Lembar 26

91 14 6
                                    

«e i n m o m e n t»



Langkah kaki terhenti seketika saat melihat seseorang yang sangat dibencinya ada di dalam rumah. Vero bahkan melangkah mundur saat sang Ayah berdiri dari duduknya.

Apa yang dia lakukan?

Ada kepentingan apa sampai datang kemari?

Pertanyaan itu terlintas dalam benaknya namun enggan keluar dari mulut. Ia terlalu malas bertanya karena yang ada ia malah akan tersulut.

William berjalan mendekat, kemudian berhenti tepat di depan Vero. Untuk sebentar ia menatap sang putra lekat, baru setelah itu mendekat dan berbisik di telinga.

"Sabtu ini kau harus datang ke gala dinner corporate event."

Vero mengerutkan kening, menatap tajam ke arah sang Ayah. Hendak membantah namun William menekan bahunya dengan kuat lalu kembali bicara.

"Jangan membantah atau kau akan tahu akibatnya. Jangan pernah sekalipun berani mempermalukan Ayah," ujarnya, sinis. Lalu menepuk pelan bahu Vero, memperingatkan bahwa dirinya tidak akan pernah bisa melawan.

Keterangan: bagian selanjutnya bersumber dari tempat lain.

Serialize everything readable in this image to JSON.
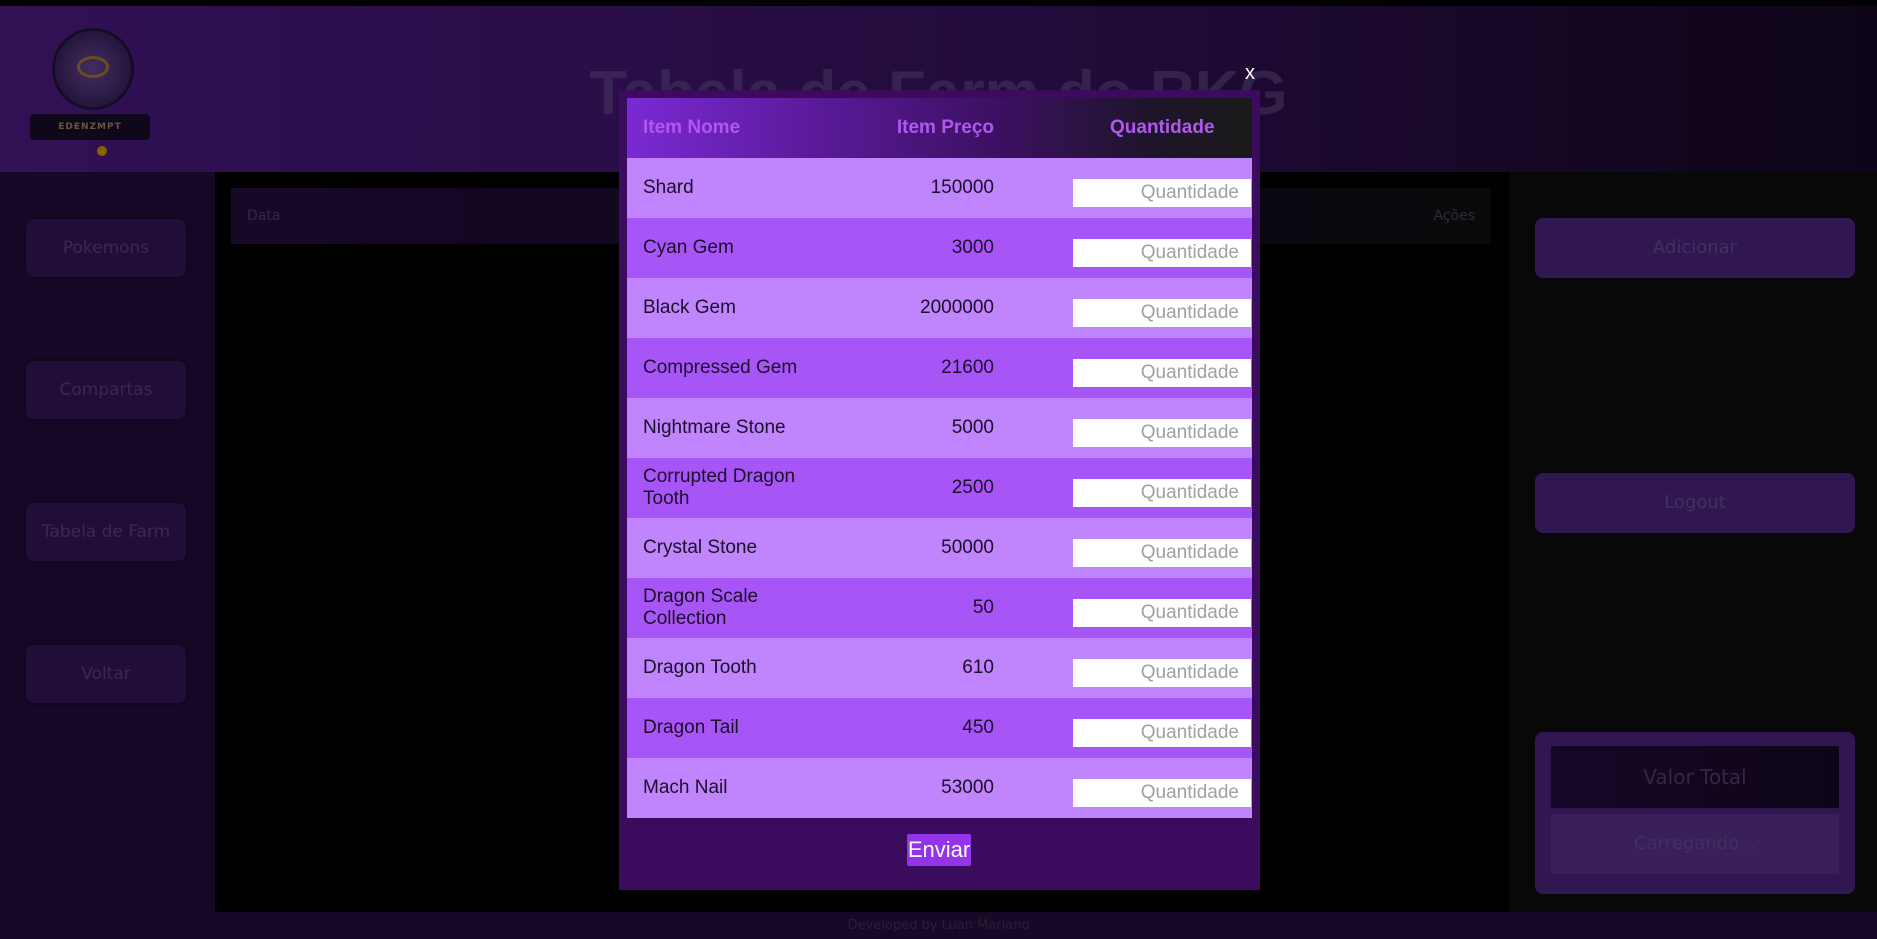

William menarik napas dalam. Melihat sekeliling lalu berbalik sebentar ke arah Tania.

"Oh ya, sampai kapan kalian akan tinggal di sini? Tidakkah kalian rindu untuk tinggal bersama lagi?"

Hening.

Walau tak dihiraukan, lelaki paruh baya itu tidak peduli, ia mengedikkan bahu. "Well, don't forget! Sabtu, orang suruhanku akan datang menjemput kalian."

❤❤❤

"Jangan lupa untuk selalu meminumnya. We will do our best. Kau tahu itu, 'kan?"

Jiselle mengangguk. Senyum simpul tercetak. "I know," sahutnya pelan.

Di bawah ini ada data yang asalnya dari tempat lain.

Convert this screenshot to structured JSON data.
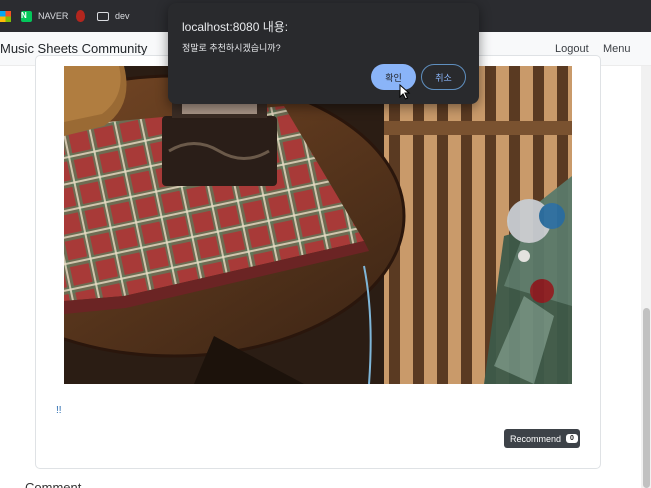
{
  "bookmarks": {
    "items": [
      {
        "label": ""
      },
      {
        "label": "NAVER",
        "icon_text": "N"
      },
      {
        "label": ""
      },
      {
        "label": "dev"
      }
    ]
  },
  "navbar": {
    "brand": "Music Sheets Community",
    "links": [
      "Logout",
      "Menu"
    ]
  },
  "post": {
    "text": "!!",
    "recommend_label": "Recommend",
    "recommend_count": "0"
  },
  "comment": {
    "heading": "Comment"
  },
  "dialog": {
    "title": "localhost:8080 내용:",
    "message": "정말로 추천하시겠습니까?",
    "ok_label": "확인",
    "cancel_label": "취소"
  },
  "colors": {
    "dialog_bg": "#292a2d",
    "ok_button": "#8ab4f8",
    "link": "#2b6cb0"
  }
}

"Tapi, sekalipun tidak menemukan do-"

"Ssstt! Jangan diteruskan." Stefani memotong. Tidak ingin mendengar lanjutan kalimat Jiselle yang mungkin akan menyayat hati. Akan selalu ia usahakan bagaimanapun caranya.

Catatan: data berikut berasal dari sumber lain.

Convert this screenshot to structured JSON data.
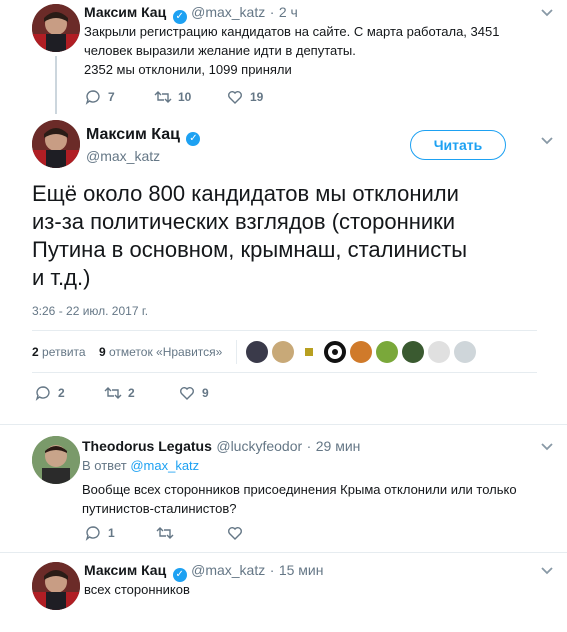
{
  "tweet1": {
    "name": "Максим Кац",
    "handle": "@max_katz",
    "time": "2 ч",
    "text_line1": "Закрыли регистрацию кандидатов на сайте. С марта работала, 3451",
    "text_line2": "человек выразили желание идти в депутаты.",
    "text_line3": "2352 мы отклонили, 1099 приняли",
    "replies": "7",
    "retweets": "10",
    "likes": "19"
  },
  "main": {
    "name": "Максим Кац",
    "handle": "@max_katz",
    "follow_label": "Читать",
    "text_line1": "Ещё около 800 кандидатов мы отклонили",
    "text_line2": "из-за политических взглядов (сторонники",
    "text_line3": "Путина в основном, крымнаш, сталинисты",
    "text_line4": "и т.д.)",
    "timestamp": "3:26 - 22 июл. 2017 г.",
    "retweets_count": "2",
    "retweets_label": "ретвита",
    "likes_count": "9",
    "likes_label": "отметок «Нравится»",
    "replies": "2",
    "retweets": "2",
    "likes": "9"
  },
  "reply1": {
    "name": "Theodorus Legatus",
    "handle": "@luckyfeodor",
    "time": "29 мин",
    "in_reply_prefix": "В ответ",
    "in_reply_handle": "@max_katz",
    "text_line1": "Вообще всех сторонников присоединения Крыма отклонили или только",
    "text_line2": "путинистов-сталинистов?",
    "replies": "1"
  },
  "reply2": {
    "name": "Максим Кац",
    "handle": "@max_katz",
    "time": "15 мин",
    "text": "всех сторонников"
  },
  "colors": {
    "accent": "#1da1f2",
    "muted": "#657786",
    "text": "#14171a",
    "divider": "#e6ecf0"
  },
  "icons": {
    "reply": "reply-icon",
    "retweet": "retweet-icon",
    "like": "heart-icon",
    "more": "chevron-down-icon",
    "verified": "verified-badge-icon"
  }
}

"Cukup jangan memforsir apapun kegiatanmu. Jaga makananmu. Jangan lakukan hal-hal aneh. Dan pastikan perasaan dan emosionalmu tetap stabil. Mengerti?"

Mendengar penuturan itu, senyum kembali tersungging dari bibir hatinya. Jiselle selalu merasa bersyukur memiliki orang-orang baik disekitarnya.

Kali ini, ia memutuskan untuk bangkit dari duduk, diikuti dengan Stefani yang juga berdiri dan berjalan mendekat ke arah Jiselle.

"Tolong jangan pernah putus harapan. I love you kiddo." Stefani berujar lembut sembari memeluk erat.

Pelukan itu membuat Jiselle tidak jadi marah. Ia tidak suka dianggap anak kecil terus. Tapi Stefani dan Syam sama saja. Mereka selalu menganggap Jiselle anak kecil mau sedewasa apapun ia sekarang. Daripada protes yang akan berakhir sia-sia, Jiselle sudah menyambut pelukan itu tak kalah erat.

❤❤❤

"Jangan lupa hari sabtu, nanti aku yang dimarahi jika kau tidak datang."

"Ya, jika tidak lupa."

"Dasar keras kepala."

Mendengar kata keras kepala Syam terkekeh pelan. Bukan keras kepala, ia hanya malas. Malas jika sudah berkumpul dengan keluarga besar. Ia malas harus berhadapan dengan pertanyaan-pertanyaan keramat yang selalu sama setiap kali ia berada di sana.